In my capacity as PDMS' marketing representative in London, I recently attended a number of seminars on cloud computing at the Cloud Expo 2012.

The most memorable and beneficial session, for me, was one which discussed the outages Amazon Web Services (AWS) suffered last year...

Amazon's Web Services (AWS) is a collection of remote computing services which together make up a cloud computing platform. This platform is used by countless household names including The Guardian and Washington Post newspapers, TweetDeck,  Foursquare, Ticketmaster and of course, the Amazon websites. 

The AWS cloud platform allows businesses 'instant elasticity'; open, flexible and secure hosting, and crucially, to 'pay-as-they-go' without long term commitments.  It can be a remarkably economical way of getting things done, with consumers only paying for what they use, and without being tied into a contract.  In actuality, what this means for businesses, is that they can move their information from data centres which are geographically near their premises, to cloud 'regions', anywhere in the world.  These 'regions' can provide a better service at a fraction of the cost.  Cloud computing is, they say, a 'game changer' and the most powerful computing development to become mainstream in a generation.  And that's all great of course, until it goes wrong.

In 2011 AWS suffered a series of outages, one lasting for 5 days.  It affected thousands of businesses; some of which lost revenue as a result.  Some developers saw the AWS outage as a warning of what happens when we rely too heavily on cloud. The real failures don't just belong to AWS, however, but also to the sites that use it.

The problem for sites that were brought down by the AWS outage, is their own failure to implement one of the key design principles of the cloud; to design with failure in mind.  AWS explicitly advised developers to design a site's architecture so that it was resilient to occasional failures and outages.  This sound advice was ignored by many.

As one blogger pointed out at the time, "In short, if your systems failed in the Amazon cloud… it wasn't Amazon's fault.  You either deemed an outage of this nature an acceptable risk or you failed to design for Amazon's cloud computing model.

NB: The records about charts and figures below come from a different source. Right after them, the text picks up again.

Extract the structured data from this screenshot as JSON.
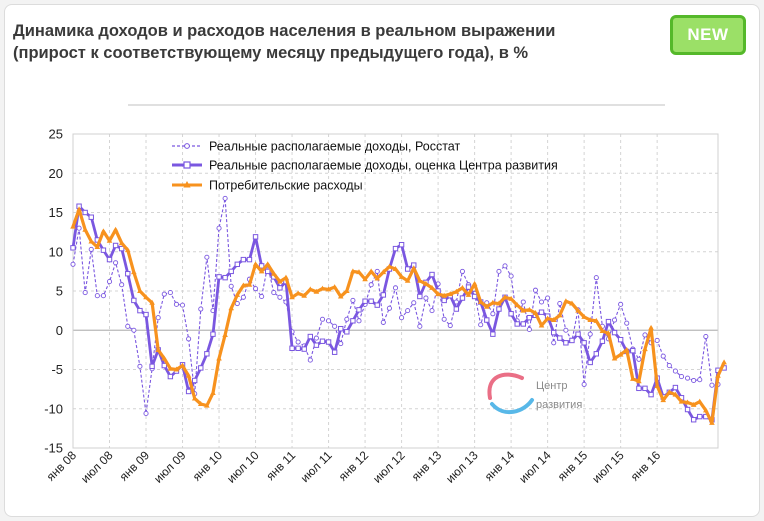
{
  "header": {
    "title_line1": "Динамика доходов и расходов населения в реальном выражении",
    "title_line2": "(прирост к соответствующему месяцу предыдущего года), в %",
    "badge": "NEW"
  },
  "watermark": {
    "line1": "Центр",
    "line2": "развития"
  },
  "colors": {
    "rosstat": "#7a57e0",
    "estimate": "#7a57e0",
    "consumption": "#f7921e"
  },
  "chart_data": {
    "type": "line",
    "title": "Динамика доходов и расходов населения в реальном выражении (прирост к соответствующему месяцу предыдущего года), в %",
    "xlabel": "",
    "ylabel": "",
    "ylim": [
      -15,
      25
    ],
    "yticks": [
      -15,
      -10,
      -5,
      0,
      5,
      10,
      15,
      20,
      25
    ],
    "x_start": "янв 08",
    "x_end": "апр 16",
    "x_tick_labels": [
      "янв 08",
      "июл 08",
      "янв 09",
      "июл 09",
      "янв 10",
      "июл 10",
      "янв 11",
      "июл 11",
      "янв 12",
      "июл 12",
      "янв 13",
      "июл 13",
      "янв 14",
      "июл 14",
      "янв 15",
      "июл 15",
      "янв 16"
    ],
    "grid": true,
    "legend_position": "top-left",
    "series": [
      {
        "name": "Реальные располагаемые доходы, Росстат",
        "style": "dashed-thin",
        "values": [
          8.4,
          13,
          4.8,
          10.3,
          4.4,
          4.4,
          6.2,
          8.6,
          5.8,
          0.5,
          0,
          -4.6,
          -10.6,
          -4.9,
          1.6,
          4.6,
          4.8,
          3.3,
          3.2,
          -1.1,
          -8.1,
          2.7,
          9.3,
          2.5,
          13,
          16.8,
          5.6,
          3.4,
          4.2,
          6.5,
          5.3,
          4.3,
          8.2,
          4.8,
          4.2,
          3.6,
          -0.2,
          -1.5,
          -2,
          -3.8,
          -1,
          1.4,
          1.2,
          0.5,
          -1.7,
          1.4,
          3.8,
          1.2,
          3.3,
          5.8,
          7.5,
          1,
          2.8,
          5.4,
          1.6,
          2.5,
          3.5,
          0.5,
          4.1,
          2.5,
          5.9,
          1.4,
          0.6,
          3.6,
          7.5,
          5.8,
          4.7,
          0.7,
          3.5,
          2.1,
          7.5,
          8.2,
          6.9,
          1.2,
          3.6,
          0.1,
          5.1,
          3.6,
          4.1,
          -1.6,
          3.4,
          0,
          -1.3,
          2.6,
          -6.9,
          -0.5,
          6.7,
          0.5,
          -1.1,
          1.3,
          3.3,
          0.9,
          -2.4,
          -3.7,
          -0.6,
          -1.6,
          -1.3,
          -3.3,
          -4.5,
          -5.2,
          -5.9,
          -6.1,
          -6.4,
          -6.3,
          -0.8,
          -7,
          -6.9
        ]
      },
      {
        "name": "Реальные располагаемые доходы, оценка Центра развития",
        "style": "thick-square",
        "values": [
          10.5,
          15.8,
          15,
          14.4,
          11.5,
          10.2,
          9,
          10.8,
          10.4,
          7.2,
          3.8,
          2.5,
          2,
          -4.6,
          -2.5,
          -4.5,
          -5.9,
          -5.2,
          -4.4,
          -7.8,
          -6.4,
          -4.8,
          -3,
          -0.5,
          6.8,
          6.7,
          7.5,
          8.4,
          9,
          9,
          11.9,
          8.2,
          7.5,
          6.8,
          5.4,
          6.2,
          -2.3,
          -2.3,
          -2.4,
          -0.8,
          -1.9,
          -1.4,
          -1.5,
          -2.8,
          0.2,
          -0.2,
          1.2,
          2.6,
          3.7,
          3.7,
          3.2,
          4.5,
          7.8,
          10.4,
          10.9,
          7.8,
          8.3,
          4.3,
          6.1,
          7.1,
          5,
          3.8,
          4.4,
          2.7,
          4.1,
          5.5,
          4.3,
          3.6,
          1.3,
          -0.5,
          2.7,
          4.2,
          2.1,
          0.8,
          0.8,
          1.6,
          1.9,
          2.3,
          1.8,
          -0.3,
          -1,
          -1.6,
          -1.3,
          -0.5,
          -1.6,
          -4.1,
          -3,
          -1.4,
          1.1,
          -0.3,
          -1.2,
          -2.7,
          -2.6,
          -7.4,
          -7.4,
          -8.2,
          -6.1,
          -8.5,
          -7.9,
          -7.3,
          -8.6,
          -10.1,
          -11.4,
          -11,
          -11,
          -11.4,
          -5.1,
          -4.8
        ]
      },
      {
        "name": "Потребительские расходы",
        "style": "thick-triangle",
        "values": [
          13.2,
          15.4,
          12.8,
          11.3,
          10.6,
          12.6,
          11.4,
          12.8,
          11.1,
          10.2,
          7.4,
          5,
          4.2,
          3.5,
          -2.5,
          -3.6,
          -4.9,
          -5,
          -4.5,
          -5.8,
          -8.7,
          -9.4,
          -9.6,
          -8,
          -3.6,
          -0.6,
          2.8,
          4.5,
          5.7,
          5.8,
          8.4,
          7.5,
          8.4,
          7.2,
          6.2,
          6.7,
          4.2,
          4.7,
          4.4,
          5.2,
          4.9,
          5.3,
          5.2,
          5.5,
          4.3,
          5,
          7.5,
          7.4,
          6.5,
          7.5,
          6.6,
          7.4,
          8.1,
          7.8,
          6.8,
          6.3,
          7.9,
          6.3,
          5.9,
          5.4,
          4.6,
          4.4,
          4.6,
          4.9,
          5.4,
          4.5,
          5.9,
          3.6,
          3,
          3.5,
          3.4,
          4.2,
          4,
          3.2,
          2.5,
          2.6,
          2.2,
          0.6,
          1.5,
          1.3,
          1.9,
          3.7,
          3.4,
          2.5,
          1.7,
          1.3,
          1.2,
          -0.1,
          -0.4,
          -3.6,
          -3.1,
          -2.5,
          -6.2,
          -6.5,
          -2.4,
          0.3,
          -7.1,
          -8.9,
          -7.9,
          -8.2,
          -9.1,
          -9.2,
          -9.5,
          -9.1,
          -10.2,
          -11.8,
          -5.8,
          -4.1
        ]
      }
    ]
  }
}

The strength of cloud computing is that it puts control over application availability in the hands of the application developer and not in the hands of your IT staff, data center limitations, or a managed services provider."

Even Amazon customers affected by the outages, prefix their criticism with praise for AWS, and what it has enabled them to do with their business, such as BigDoor's CEO Keith Smith:

"AWS has allowed us to scale a complex system quickly, and extremely cost effectively. At any given point in time, we have 12 database servers, 45 app servers, six static servers and six analytics servers up and running. Our systems auto-scale when traffic or processing requirements spike, and auto-shrink when not needed in order to conserve dollars."

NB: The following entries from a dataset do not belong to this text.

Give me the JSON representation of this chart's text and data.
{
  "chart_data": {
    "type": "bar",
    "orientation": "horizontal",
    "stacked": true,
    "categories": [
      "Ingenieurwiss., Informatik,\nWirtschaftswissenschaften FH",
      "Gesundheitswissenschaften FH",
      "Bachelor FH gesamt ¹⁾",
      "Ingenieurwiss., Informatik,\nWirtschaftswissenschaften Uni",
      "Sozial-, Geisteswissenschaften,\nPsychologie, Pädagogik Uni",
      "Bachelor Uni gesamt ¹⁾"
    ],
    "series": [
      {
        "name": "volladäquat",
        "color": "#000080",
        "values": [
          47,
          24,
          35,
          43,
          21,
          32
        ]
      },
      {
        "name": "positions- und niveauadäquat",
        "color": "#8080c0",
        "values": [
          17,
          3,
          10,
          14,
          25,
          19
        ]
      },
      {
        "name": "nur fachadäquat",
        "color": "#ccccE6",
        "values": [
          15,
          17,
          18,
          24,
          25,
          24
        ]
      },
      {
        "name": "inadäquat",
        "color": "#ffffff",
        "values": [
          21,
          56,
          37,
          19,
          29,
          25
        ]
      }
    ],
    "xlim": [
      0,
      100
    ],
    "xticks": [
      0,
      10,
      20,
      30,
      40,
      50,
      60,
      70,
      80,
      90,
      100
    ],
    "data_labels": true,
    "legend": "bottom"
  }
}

The seminar focused on a case study of one of the companies using AWS which was unaffected by the outages and the reasons why they, unlike so many other companies, had survived unscathed.

Netflix [], the TV and movie streaming company, has been using AWS for two  years, and as part of their cloud deployment strategy, have been developing their application in conjunction with tools to 'kill off' at random, instances and services within their architecture.

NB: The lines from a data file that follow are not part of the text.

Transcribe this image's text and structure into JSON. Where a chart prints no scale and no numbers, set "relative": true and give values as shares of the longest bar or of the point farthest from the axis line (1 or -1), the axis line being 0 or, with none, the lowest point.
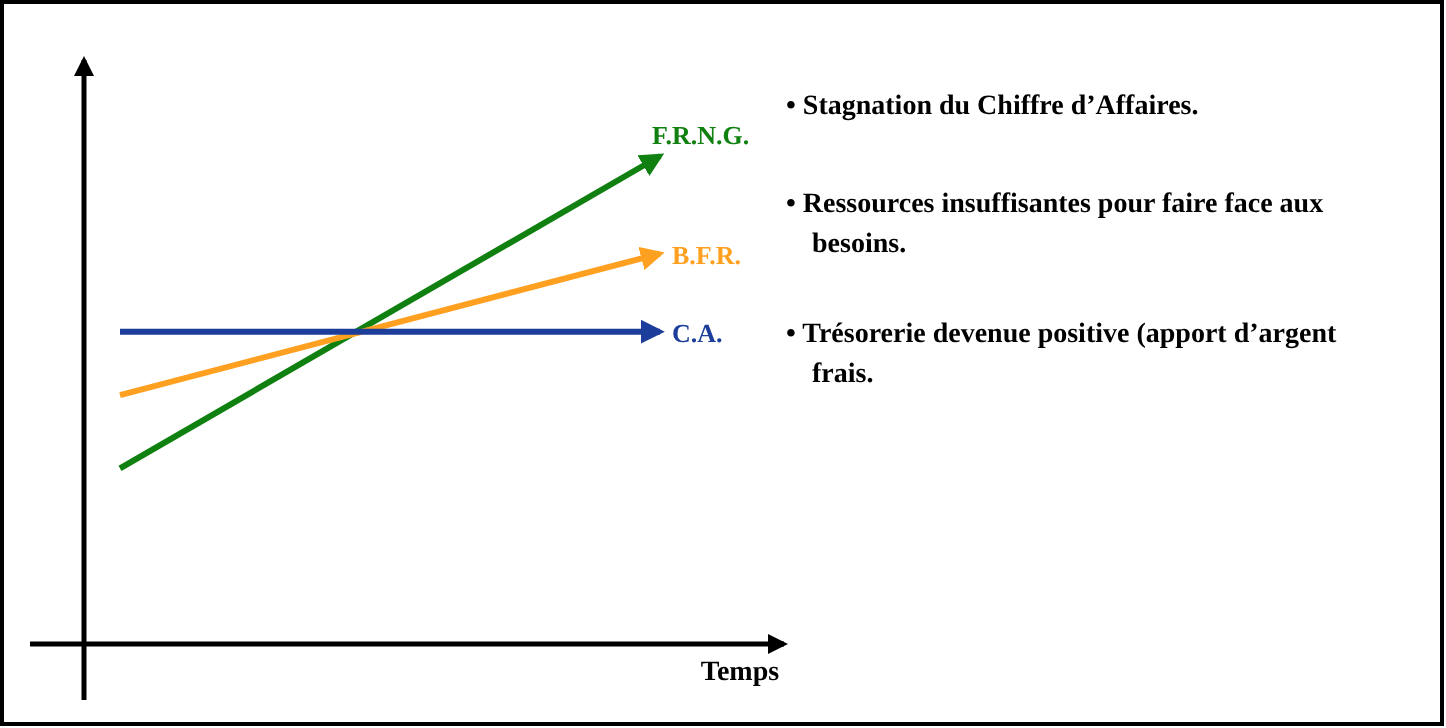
{
  "chart_data": {
    "type": "line",
    "relative": true,
    "xlabel": "Temps",
    "categories": [
      null,
      null
    ],
    "series": [
      {
        "name": "F.R.N.G.",
        "color": "#108010",
        "values": [
          0.36,
          1
        ]
      },
      {
        "name": "B.F.R.",
        "color": "#ffa020",
        "values": [
          0.51,
          0.8
        ]
      },
      {
        "name": "C.A.",
        "color": "#1c3e9a",
        "values": [
          0.64,
          0.64
        ]
      }
    ],
    "annotations": [
      "• Stagnation du Chiffre d’Affaires.",
      "• Ressources insuffisantes pour faire face aux besoins.",
      "• Trésorerie devenue positive (apport d’argent frais."
    ]
  }
}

While one department works on improving the recommendation engine, or the payment system, another department works on a tool designed to break it. Netflix's objective is to design a cloud architecture, where individual components can fail without affecting the availability of the entire system.  As John Ciancutti, VP of Personalisation Technology at Netflix explains it, "If we aren't constantly testing our ability to succeed despite failure, then it isn't likely to work when it matters most - in the event of an unexpected outage."

The original tool was called their 'Chaos Monkey'.  There are now 7 'monkeys' in total, each performing a different, but ultimately destructive job.  Their goal is to induce various kinds of failures,  detect abnormal conditions, and test the ability to survive them;

  • Chaos Monkey - randomly shuts down a part of the Nefix architecture to see if it would still hold up
  • Latency Monkey - simulates service degradation by inducing artificial delays
  • Conformity Monkey - shuts down instances that don't comply with best-practices
  • Doctor Monkey - taps into health checks that run on each instance as well as monitoring other external signs of health (i.e. CPU load) to detect unhealthy instances
  • Security Monkey - searches for security violations or vulnerabilities, such as improperly configured AWS security groups, and terminates the offending instances
  • 10-18 Monkey - (Localization-Internationalization, or l10n-i18n) detects configuration problems in instances serving customers in multiple geographic regions, using different languages and character sets
  • Chaos Gorilla - is similar to Chaos Monkey, but simulates an outage of an entire Amazon availability zone

Perhaps if AWS had had their own 'monkey' system, their outages wouldn't have occurred, or at least wouldn't have been quite so bad.  This isn't to say that Netflix never goes down, it does.  And after making much of their 'monkeys', this potentially embarrassing situation has been blamed on their legacy systems - which naturally don't have their own monkeys!